Tuesday, July 26, 2016

Out of the Woods

So dear Gracie is out of the woods. She actually came upstairs to lie on my bed this morning! Now, getting back down those stairs was another issue altogether, but she is making steady progress. The vet still couldn't say for sure what caused the paralysis, but he was leaning towards a spinal embolism. She should recover completely we hope. Thanks for all your kind words and good wishes.
Two more marine critters are finished: the seal and a grey porpoise. Just the sea lion to go, and the rest of the rhumblines, and I can unveil the whole crazy thing.

P.S. I see some Russian android has been using Pinterest to visit this blog hundreds of times in the last couple of weeks. Wonder if anyone else has noticed this. Is it dangerous, do you think?

Wednesday, July 20, 2016

On Hold

Just as things seemed to settle down a bit - the guests out the door, new housemate moved in - my dear Gracie has had a health crisis. Within one day she went from happy go lucky pup to complete paralysis. She has been at the vet's for two days and there is still no diagnosis but the likely culprits are a neurotoxin (possibly picked up from eating compost), a spinal embolism, or atypical Addison's disease. The good news is she is increasingly alert, eating, and peeing again. We're hopeful that she will recover.

Tuesday, July 12, 2016

My Summer Read

I am midway through a ravishing read: Edmund de Waal's "The White Road." Oh, if only I could write as eloquently as he does - I recognized so much of my own passion about the Codex Canadensis project in de Waal's obsession with porcelain. I have recommended this book to everyone I meet, gushing: "It's all about white, believe it or not, and the most fascinating book I have encountered in goodness knows how long!"

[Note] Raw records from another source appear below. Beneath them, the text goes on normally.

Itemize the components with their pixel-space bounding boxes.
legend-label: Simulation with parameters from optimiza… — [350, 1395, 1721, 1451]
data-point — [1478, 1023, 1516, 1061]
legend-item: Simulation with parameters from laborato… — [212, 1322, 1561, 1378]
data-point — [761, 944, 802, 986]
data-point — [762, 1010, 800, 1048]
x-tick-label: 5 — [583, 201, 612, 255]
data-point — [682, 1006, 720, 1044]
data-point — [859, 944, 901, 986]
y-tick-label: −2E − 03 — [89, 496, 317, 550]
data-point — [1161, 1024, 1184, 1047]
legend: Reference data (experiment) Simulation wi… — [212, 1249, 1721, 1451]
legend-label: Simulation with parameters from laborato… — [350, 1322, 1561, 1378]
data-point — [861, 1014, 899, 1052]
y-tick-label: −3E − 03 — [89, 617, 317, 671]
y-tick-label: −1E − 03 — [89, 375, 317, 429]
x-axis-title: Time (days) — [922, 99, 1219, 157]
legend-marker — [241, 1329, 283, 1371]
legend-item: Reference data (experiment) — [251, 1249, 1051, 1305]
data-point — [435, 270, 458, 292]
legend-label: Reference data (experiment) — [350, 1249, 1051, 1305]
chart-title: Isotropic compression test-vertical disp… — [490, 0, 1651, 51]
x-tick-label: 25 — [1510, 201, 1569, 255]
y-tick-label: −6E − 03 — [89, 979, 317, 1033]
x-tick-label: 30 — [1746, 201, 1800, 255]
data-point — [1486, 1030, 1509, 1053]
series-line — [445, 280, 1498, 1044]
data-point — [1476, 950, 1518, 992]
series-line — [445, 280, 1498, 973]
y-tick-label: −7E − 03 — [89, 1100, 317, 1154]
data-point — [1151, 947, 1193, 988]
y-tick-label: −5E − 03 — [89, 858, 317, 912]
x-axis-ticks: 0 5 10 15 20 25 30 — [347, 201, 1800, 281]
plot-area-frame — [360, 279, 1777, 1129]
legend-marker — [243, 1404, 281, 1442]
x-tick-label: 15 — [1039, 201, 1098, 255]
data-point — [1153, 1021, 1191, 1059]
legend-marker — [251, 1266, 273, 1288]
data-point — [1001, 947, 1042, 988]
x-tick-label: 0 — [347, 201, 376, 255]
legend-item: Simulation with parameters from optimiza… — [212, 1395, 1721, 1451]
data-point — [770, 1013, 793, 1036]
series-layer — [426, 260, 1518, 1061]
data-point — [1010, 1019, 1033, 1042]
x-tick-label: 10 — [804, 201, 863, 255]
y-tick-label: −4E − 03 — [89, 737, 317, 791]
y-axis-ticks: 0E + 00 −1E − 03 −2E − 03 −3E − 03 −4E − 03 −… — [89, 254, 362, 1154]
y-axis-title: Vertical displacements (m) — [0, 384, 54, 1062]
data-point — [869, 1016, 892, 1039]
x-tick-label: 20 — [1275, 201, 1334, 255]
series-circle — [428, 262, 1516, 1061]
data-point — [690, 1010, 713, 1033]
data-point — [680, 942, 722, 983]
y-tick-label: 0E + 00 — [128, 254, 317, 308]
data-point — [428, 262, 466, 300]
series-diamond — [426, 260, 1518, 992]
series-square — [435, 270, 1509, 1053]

I was surprised to find reviews ( i.e. from the Guardian and the Globe and Mail to reference a couple of the more positive ones) were somewhat ambivalent. But then again, those reviews were for a general audience. I think what de Waal does so brilliantly is actually capture the approach of an artist who thinks deeply about materials and process, and has spent a lifetime learning, developing and refining that approach. This book will resonate with artists and craftspeople in particular - anyone who has not devoted a good chunk of their life to making things may be bored stiff, and wonder what all the fuss is about.

You might imagine my delight when it turned out the first section of the book features a French Jesuit missionary, Pere d'Entrecolles, who traveled to China 300 years ago! A contemporary of my dear Louis Nicolas! And there is much to be learned in the comparison.
 "The imperative to write was central to the Jesuit's mission... .Writing was an act of self-reflection, a catechising of yourself before God... . You are God's spy abroad in a new world. You are a witness. Write it down. Write it down with exactitude."
d'Entrecolles appears to be a much mellower and more diplomatic missionary than Nicolas, though. He ended up staying in China for the rest of  his life, converting souls, but mostly researching Chinese porcelain production. de Waal brings d'Entrecolles to life by retracing his path through modern-day China, guided by a photocopy of the Jesuit's original notes. He mixes past and present as a metaphor to illustrate the transcendent beauty, lightness and fragility of porcelain, and its enduring ability to enchant through the centuries.

This book has bolstered my faith in my own work, and offers renewed inspiration. I would recommend it to anyone who is interested in how things come into being, both philosophically and materially; who loves lush, poetically elegant writing; and/or who makes things themselves.

Wednesday, July 06, 2016

Back to Normal

 Okay, the census job is finished, the convergence of guests has dispersed, and the moving of boxes and re-arranging of furniture is almost done. I am looking forward to breathing again. And stitching. The poor marine mammals have been in the hoop for so long I had to spread the cloth out to see where I'm at. The great whale is nearly complete, then just a sea lion, a porpoise and a seal to go. And the windrose or navigational lines.
It is nice to sit out on the deck and stitch. Jasmine, heliotrope and sweet alyssum wafts in the breeze, and hummingbirds dart and hover.